Lindsay Thomas
Aging bucks on the hoof is not simple or fool-proof, but I’ve got great news for you. The most important age to protect is the easiest to spot. Aging on the hoof means determining which bucks you are going to green-light, and this ultimately depends on your personal age-based goal for buck harvest. So the most critical aging decisions for you are those that straddle your line between “shoot” and “don’t shoot.”
There’s Just No Question
Determining whether a buck in a trail-camera photo is 6 or 8 or 10 years old… yes, that’s very difficult, but, more to the point, it doesn’t matter. Any one of these ages equals “SHOOT!” in a hunting scenario. He’s beyond mature, he’s reached a rare age, and he’s carrying 100 percent of the antlers he’s likely to produce if he’s not already declining below that peak. Regardless of how many inches those antlers total, you should be looking for the vital area on this rarest and most revered trophy. That’s why NDA brackets all these deer as “5 1⁄2-plus” when discussing age. After he’s dead, you can send an incisor tooth to a lab to find out his exact age in this bracket if you need to satisfy your curiosity, but before he’s dead this information is irrelevant.
Moderately Difficult
Separating a three from a four-year-old is not as tough as separating one geezer from another, but it’s still one of the tougher dividing lines in buck aging, and it’s a fairly common shoot-or-don’t-shoot line among hunters. With good photos, second opinions, and careful consideration most of us can make the right call here, but it’s okay if you don’t.
As I’ve said before, this is hunting not heart surgery. If you think killing a 3-year-old when you thought he was 4 is some kind of disaster, there are plenty of hunters who would gladly swap places with you. You’ve still enjoyed a great hunt and memorable recreation, harvested some venison, and taken an uncommon adult deer that likely was carrying 80 percent of his lifetime antler potential. But if this is a critical line for you, remember this: better to be wrong on the too-young-to-shoot side than the old-enough side. You can’t fix dead.
Getting Easier
Separating a 2-year from a 3-year-old is getting even easier and is very doable for most of us if we have a little guidance and put some thought into it. For deer, this is one of the final lines between adolescents and adults. On one side, you can still see signs of the lanky teenager – there are still a few “lingering zits,” he loves flat-bill caps, and still says “bruh.” When they become three, now we have a deer who is dressing better, bending his hat bills, beginning to father children, and will not ask you to hold his beer.
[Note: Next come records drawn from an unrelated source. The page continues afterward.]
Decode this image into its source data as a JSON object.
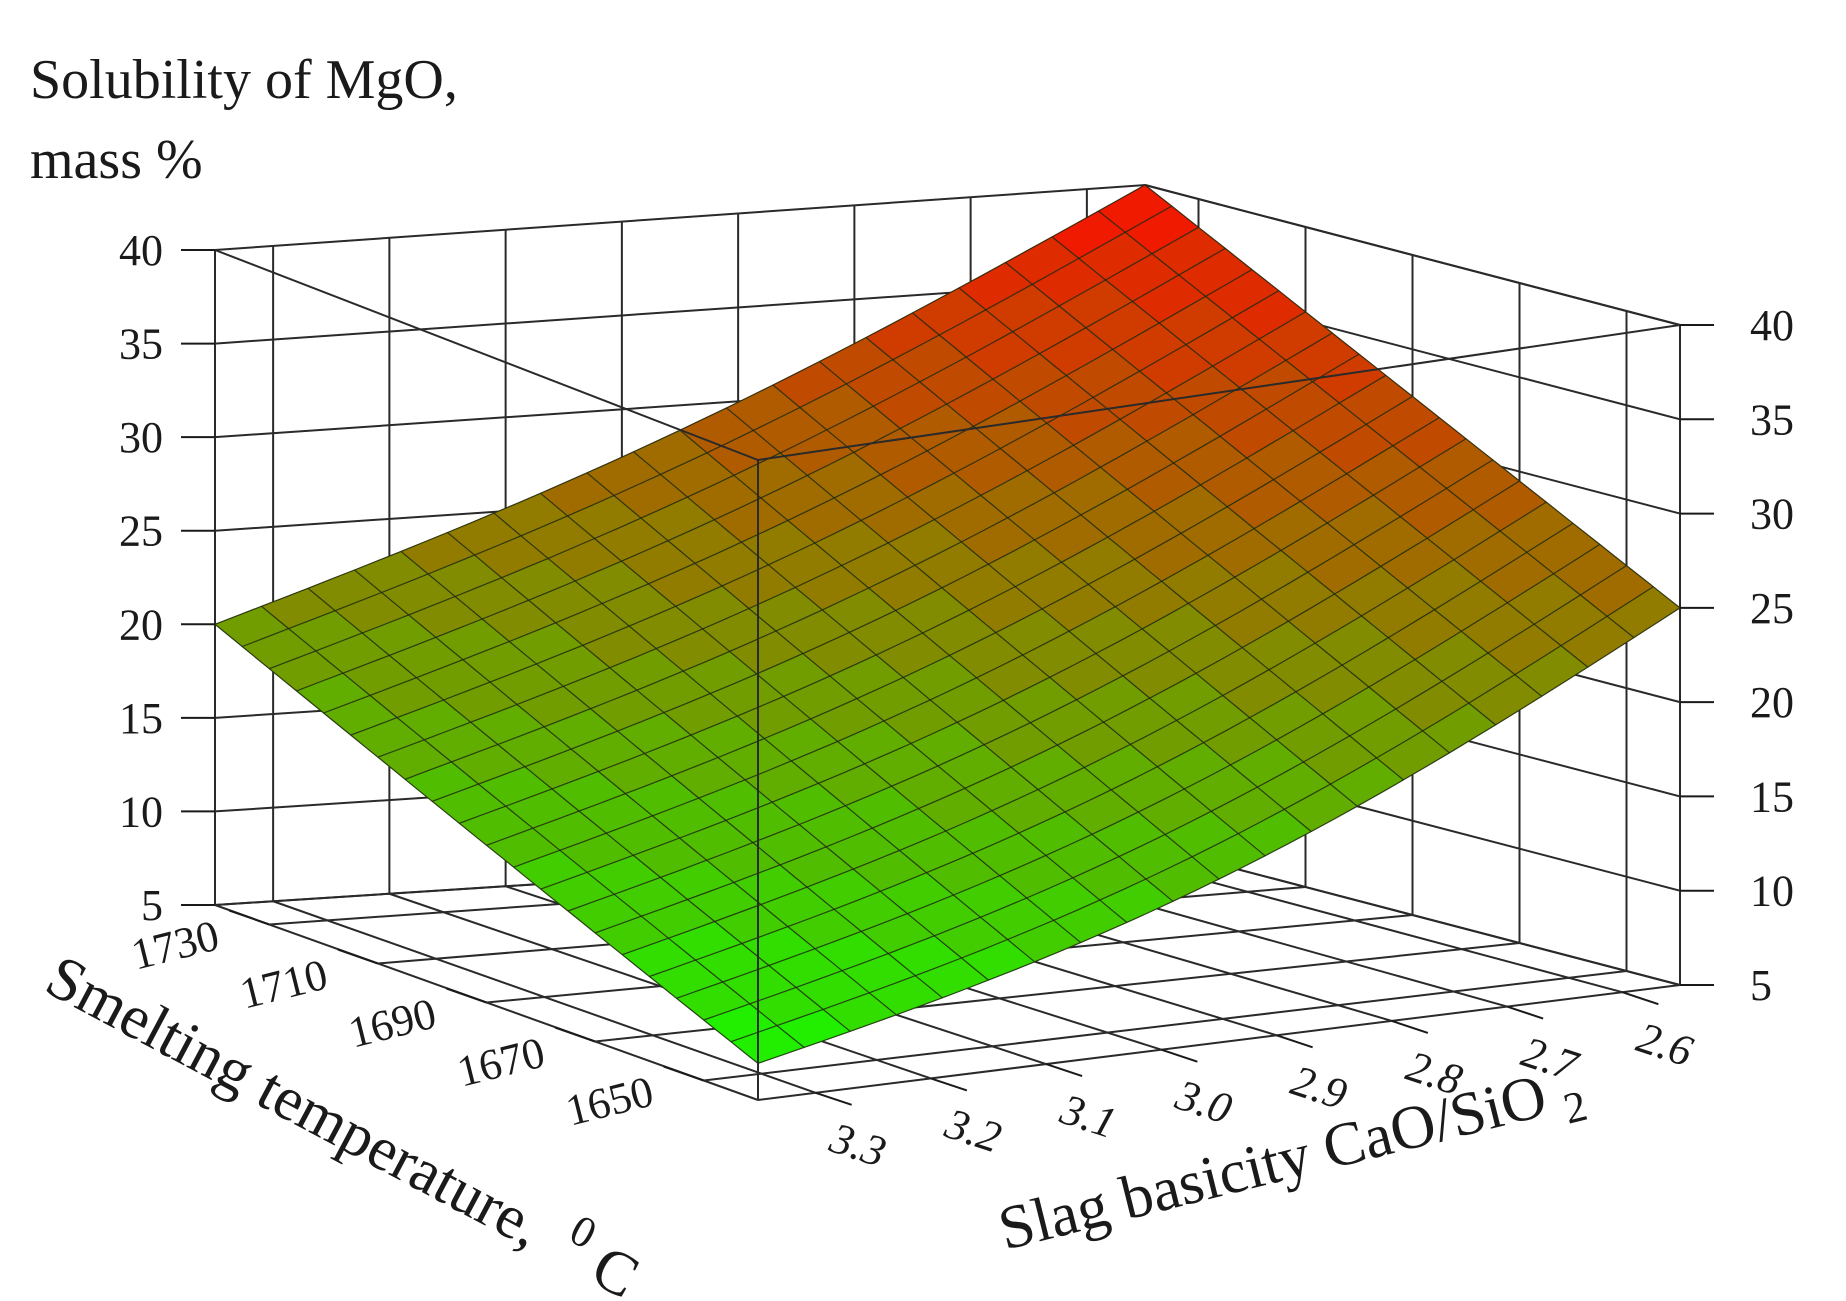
{
  "chart_data": {
    "type": "surface3d",
    "title_line1": "Solubility of MgO,",
    "title_line2": "mass %",
    "xlabel": "Smelting temperature,",
    "xlabel_superscript": "0",
    "xlabel_unit": "C",
    "ylabel_main": "Slag basicity CaO/SiO",
    "ylabel_subscript": "2",
    "z_ticks": [
      5,
      10,
      15,
      20,
      25,
      30,
      35,
      40
    ],
    "z_tick_labels": [
      "5",
      "10",
      "15",
      "20",
      "25",
      "30",
      "35",
      "40"
    ],
    "zlim": [
      5,
      40
    ],
    "x_ticks": [
      1650,
      1670,
      1690,
      1710,
      1730
    ],
    "x_tick_labels": [
      "1650",
      "1670",
      "1690",
      "1710",
      "1730"
    ],
    "xlim": [
      1640,
      1740
    ],
    "y_ticks": [
      3.3,
      3.2,
      3.1,
      3.0,
      2.9,
      2.8,
      2.7,
      2.6
    ],
    "y_tick_labels": [
      "3.3",
      "3.2",
      "3.1",
      "3.0",
      "2.9",
      "2.8",
      "2.7",
      "2.6"
    ],
    "ylim": [
      2.55,
      3.35
    ],
    "surface": {
      "description_values": "MgO solubility at surface corners",
      "corners": [
        {
          "temperature": 1640,
          "basicity": 3.35,
          "solubility": 7
        },
        {
          "temperature": 1640,
          "basicity": 2.55,
          "solubility": 25
        },
        {
          "temperature": 1740,
          "basicity": 3.35,
          "solubility": 20
        },
        {
          "temperature": 1740,
          "basicity": 2.55,
          "solubility": 40
        }
      ],
      "color_low": "#22ee00",
      "color_high": "#ff0a00"
    }
  }
}
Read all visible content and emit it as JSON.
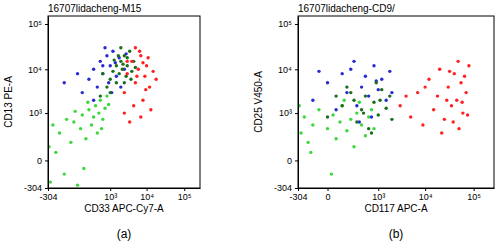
{
  "chart_data": [
    {
      "type": "scatter",
      "title": "16707lidacheng-M15",
      "caption": "(a)",
      "x_label": "CD33 APC-Cy7-A",
      "y_label": "CD13 PE-A",
      "log": true,
      "xlim": [
        -304,
        262144
      ],
      "ylim": [
        -304,
        150000
      ],
      "xticks": [
        -304,
        {
          "value": 1000,
          "label": "10³"
        },
        {
          "value": 10000,
          "label": "10⁴"
        },
        {
          "value": 100000,
          "label": "10⁵"
        }
      ],
      "yticks": [
        -304,
        0,
        {
          "value": 1000,
          "label": "10³"
        },
        {
          "value": 10000,
          "label": "10⁴"
        },
        {
          "value": 100000,
          "label": "10⁵"
        }
      ],
      "series": [
        {
          "color": "#3cd83c",
          "x": [
            -250,
            -150,
            -100,
            -50,
            0,
            20,
            50,
            80,
            100,
            150,
            200,
            250,
            300,
            350,
            400,
            450,
            500,
            600,
            700,
            800,
            -200,
            -280,
            120,
            30,
            -30,
            180,
            550,
            900
          ],
          "values": [
            -200,
            50,
            300,
            -100,
            150,
            600,
            -250,
            400,
            900,
            200,
            1200,
            500,
            800,
            1500,
            300,
            1000,
            2000,
            700,
            1300,
            2500,
            500,
            100,
            -50,
            1100,
            700,
            1800,
            400,
            1600
          ]
        },
        {
          "color": "#2a2ad2",
          "x": [
            100,
            200,
            300,
            400,
            500,
            600,
            800,
            900,
            1000,
            1200,
            1500,
            1800,
            2000,
            2500,
            300,
            700,
            1100,
            50,
            1400,
            2800,
            600,
            -50
          ],
          "values": [
            3000,
            6000,
            10000,
            4000,
            15000,
            8000,
            20000,
            5000,
            12000,
            25000,
            7000,
            18000,
            4000,
            10000,
            2000,
            30000,
            3000,
            8000,
            14000,
            22000,
            12000,
            5000
          ]
        },
        {
          "color": "#1c6e1c",
          "x": [
            500,
            800,
            1000,
            1200,
            1500,
            1800,
            2000,
            2200,
            2500,
            2800,
            3000,
            3500,
            4000,
            4500,
            1500,
            1000,
            2000,
            2500,
            3000,
            1700,
            600,
            5000,
            1300,
            2300,
            3800
          ],
          "values": [
            2500,
            4000,
            6000,
            9000,
            12000,
            8000,
            15000,
            10000,
            20000,
            7000,
            12000,
            25000,
            9000,
            15000,
            5000,
            3000,
            30000,
            5000,
            18000,
            20000,
            8000,
            11000,
            16000,
            13000,
            6000
          ]
        },
        {
          "color": "#ff2020",
          "x": [
            2500,
            3000,
            4000,
            5000,
            6000,
            7000,
            8000,
            9000,
            10000,
            12000,
            15000,
            4500,
            6500,
            3500,
            11000,
            5500,
            8000,
            13000,
            7000,
            9500,
            3000,
            18000,
            5000,
            2500
          ],
          "values": [
            3000,
            8000,
            15000,
            5000,
            10000,
            20000,
            2000,
            7000,
            12000,
            4000,
            9000,
            1500,
            25000,
            600,
            18000,
            7000,
            14000,
            1200,
            800,
            3500,
            15000,
            6000,
            30000,
            1000
          ]
        }
      ]
    },
    {
      "type": "scatter",
      "title": "16707lidacheng-CD9/",
      "caption": "(b)",
      "x_label": "CD117 APC-A",
      "y_label": "CD25 V450-A",
      "log": true,
      "xlim": [
        -304,
        262144
      ],
      "ylim": [
        -304,
        150000
      ],
      "xticks": [
        -304,
        0,
        {
          "value": 1000,
          "label": "10³"
        },
        {
          "value": 10000,
          "label": "10⁴"
        },
        {
          "value": 100000,
          "label": "10⁵"
        }
      ],
      "yticks": [
        -304,
        0,
        {
          "value": 1000,
          "label": "10³"
        },
        {
          "value": 10000,
          "label": "10⁴"
        },
        {
          "value": 100000,
          "label": "10⁵"
        }
      ],
      "series": [
        {
          "color": "#3cd83c",
          "x": [
            -250,
            -200,
            -150,
            -100,
            -50,
            0,
            30,
            50,
            80,
            100,
            150,
            200,
            250,
            300,
            400,
            500,
            600,
            800,
            -280,
            20,
            120,
            350,
            -120,
            700
          ],
          "values": [
            300,
            800,
            150,
            500,
            1200,
            400,
            900,
            200,
            600,
            1500,
            350,
            700,
            100,
            1000,
            500,
            250,
            800,
            400,
            1500,
            -100,
            2000,
            1800,
            50,
            1200
          ]
        },
        {
          "color": "#2a2ad2",
          "x": [
            -100,
            0,
            50,
            100,
            150,
            200,
            300,
            400,
            500,
            600,
            800,
            1000,
            1200,
            1500,
            -50,
            250,
            700,
            350,
            900,
            2000,
            1800
          ],
          "values": [
            2000,
            5000,
            1200,
            8000,
            3000,
            10000,
            1500,
            4000,
            7000,
            2500,
            12000,
            3500,
            6000,
            2000,
            9000,
            15000,
            800,
            600,
            5500,
            3000,
            9000
          ]
        },
        {
          "color": "#1c6e1c",
          "x": [
            0,
            100,
            200,
            300,
            400,
            500,
            600,
            800,
            1000,
            1200,
            1500,
            2000,
            250,
            700,
            900,
            1800,
            150,
            450,
            1100,
            50
          ],
          "values": [
            800,
            1500,
            3000,
            600,
            1200,
            2500,
            400,
            1800,
            900,
            3500,
            1300,
            700,
            2000,
            300,
            5000,
            2500,
            4000,
            1000,
            2000,
            2500
          ]
        },
        {
          "color": "#ff2020",
          "x": [
            3000,
            5000,
            7000,
            9000,
            12000,
            15000,
            18000,
            20000,
            25000,
            30000,
            35000,
            40000,
            45000,
            50000,
            55000,
            60000,
            70000,
            80000,
            22000,
            28000,
            38000,
            65000,
            10000,
            48000,
            4000,
            75000,
            32000,
            58000
          ],
          "values": [
            1500,
            800,
            3000,
            500,
            6000,
            1200,
            2500,
            10000,
            700,
            4000,
            1500,
            8000,
            2000,
            400,
            5000,
            1000,
            3000,
            12000,
            300,
            2000,
            600,
            7000,
            4000,
            15000,
            2500,
            900,
            9000,
            1800
          ]
        }
      ]
    }
  ]
}
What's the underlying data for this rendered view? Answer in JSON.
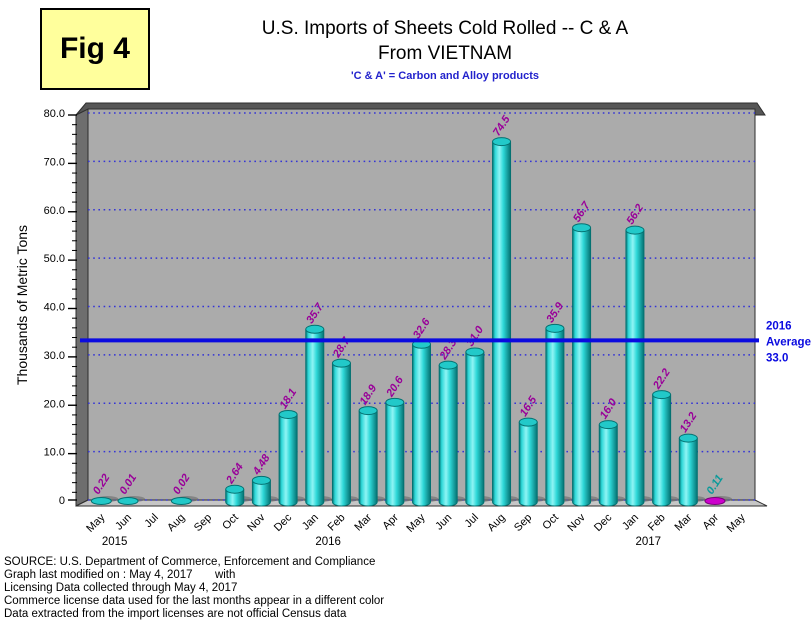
{
  "figure_label": "Fig 4",
  "title": {
    "line1": "U.S. Imports of Sheets Cold Rolled -- C & A",
    "line2": "From VIETNAM",
    "subtitle": "'C & A' = Carbon and Alloy products"
  },
  "y_axis": {
    "title": "Thousands of Metric Tons",
    "tick_labels": [
      "0",
      "10.0",
      "20.0",
      "30.0",
      "40.0",
      "50.0",
      "60.0",
      "70.0",
      "80.0"
    ]
  },
  "chart_data": {
    "type": "bar",
    "title": "U.S. Imports of Sheets Cold Rolled -- C & A From VIETNAM",
    "ylabel": "Thousands of Metric Tons",
    "ylim": [
      0,
      80
    ],
    "y_major_step": 10,
    "y_minor_step": 2,
    "grid": "horizontal-dotted",
    "categories": [
      "May",
      "Jun",
      "Jul",
      "Aug",
      "Sep",
      "Oct",
      "Nov",
      "Dec",
      "Jan",
      "Feb",
      "Mar",
      "Apr",
      "May",
      "Jun",
      "Jul",
      "Aug",
      "Sep",
      "Oct",
      "Nov",
      "Dec",
      "Jan",
      "Feb",
      "Mar",
      "Apr",
      "May"
    ],
    "values": [
      0.22,
      0.01,
      null,
      0.02,
      null,
      2.64,
      4.48,
      18.1,
      35.7,
      28.7,
      18.9,
      20.6,
      32.6,
      28.3,
      31.0,
      74.5,
      16.5,
      35.9,
      56.7,
      16.0,
      56.2,
      22.2,
      13.2,
      0.11,
      null
    ],
    "bar_labels": [
      "0.22",
      "0.01",
      null,
      "0.02",
      null,
      "2.64",
      "4.48",
      "18.1",
      "35.7",
      "28.7",
      "18.9",
      "20.6",
      "32.6",
      "28.3",
      "31.0",
      "74.5",
      "16.5",
      "35.9",
      "56.7",
      "16.0",
      "56.2",
      "22.2",
      "13.2",
      "0.11",
      null
    ],
    "year_labels": [
      {
        "label": "2015",
        "slot": 1
      },
      {
        "label": "2016",
        "slot": 9
      },
      {
        "label": "2017",
        "slot": 21
      }
    ],
    "license_bar_index": 23,
    "average_line": {
      "value": 33.0,
      "label_lines": [
        "2016",
        "Average",
        "33.0"
      ],
      "color": "#0B0BE0"
    },
    "colors": {
      "bar_edge_dark": "#047272",
      "bar_mid": "#2ED8D8",
      "bar_highlight": "#8FF4F4",
      "bar_top": "#22C9C9",
      "bar_license": "#CC00CC",
      "bar_license_edge": "#7A007A",
      "bar_label": "#990099",
      "license_label": "#0A9A9A",
      "gridline": "#3434D6",
      "wall": "#ABABAB",
      "wall_side": "#6E6E6E",
      "wall_top_band": "#565656",
      "floor": "#C6C6C6",
      "outline": "#2E2E2E",
      "tick_text": "#000000"
    }
  },
  "footer": {
    "lines": [
      "SOURCE: U.S. Department of Commerce, Enforcement and Compliance",
      "Graph last modified on : May 4, 2017       with",
      "Licensing Data collected through May 4, 2017",
      "Commerce license data used for the last months appear in a different color",
      "Data extracted from the import licenses are not official Census data"
    ]
  }
}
It’s good that separating two from three is relatively easy because, for many deer hunters who are beyond the beginner level, 3 is a sweet spot you might want to enjoy for many years to come. Many veteran managers will tell you that they should reach 4 before you consider harvesting, but if there’s a crossroads where you can fill your buck tags regularly and kill adult bucks, some worthy of wall mounts, 3 is usually it.
Beyond this age, bucks may have larger antlers but more of them die of other causes or simply become too cagey to see regularly, especially in areas of high hunter density and pressure. Of course, no matter which age you select as your starting point for harvest, you and your partners are unlikely to kill all of the deer of that green-light age, and some or many of them will slip through into the older groups anyway.
The Easiest – and Most Crucial
Separating 1 from 2 is now a simple matter because we’re down to the easiest deer to spot in the woods: the yearling. And it’s very good that a yearling is so easy to spot, because – and here’s my whole point – he’s the most important buck in the woods to protect. If you fumble every other aging call there is, but you protect- most or all of the yearlings, your hunting is still going to get a lot better. Because they are young, inexperienced, less aware of danger, often alone for the first time in their lives, and often new to the area (because of year- ling-buck dispersal), yearlings are usually the first antlered deer we see while hunting – and thus the quickest to die in hunting season. But as soon as they are given moderate protection, whether voluntary or mandatory, hunting improves quickly. Given their extra year of education, 2 1⁄2-year-olds are not so quick to die, and now the numbers of older bucks begin to swell. Rut behaviors become more common and noticeable. Hunters see and kill bucks with bigger antlers and bodies.
This is why NDA teaches that the most reasonable, successful, and easy starting point for deer management is to protect most or all yearling bucks. And that includes all yearlings – even spikes. Given time, a spike yearling can grow into a buck that will give most hunters uncontrollable excitement.
So, is aging bucks on the hoof always easy or accurate? No. But luckily for all of us, the deer that’s easiest to age is the most important one to get right.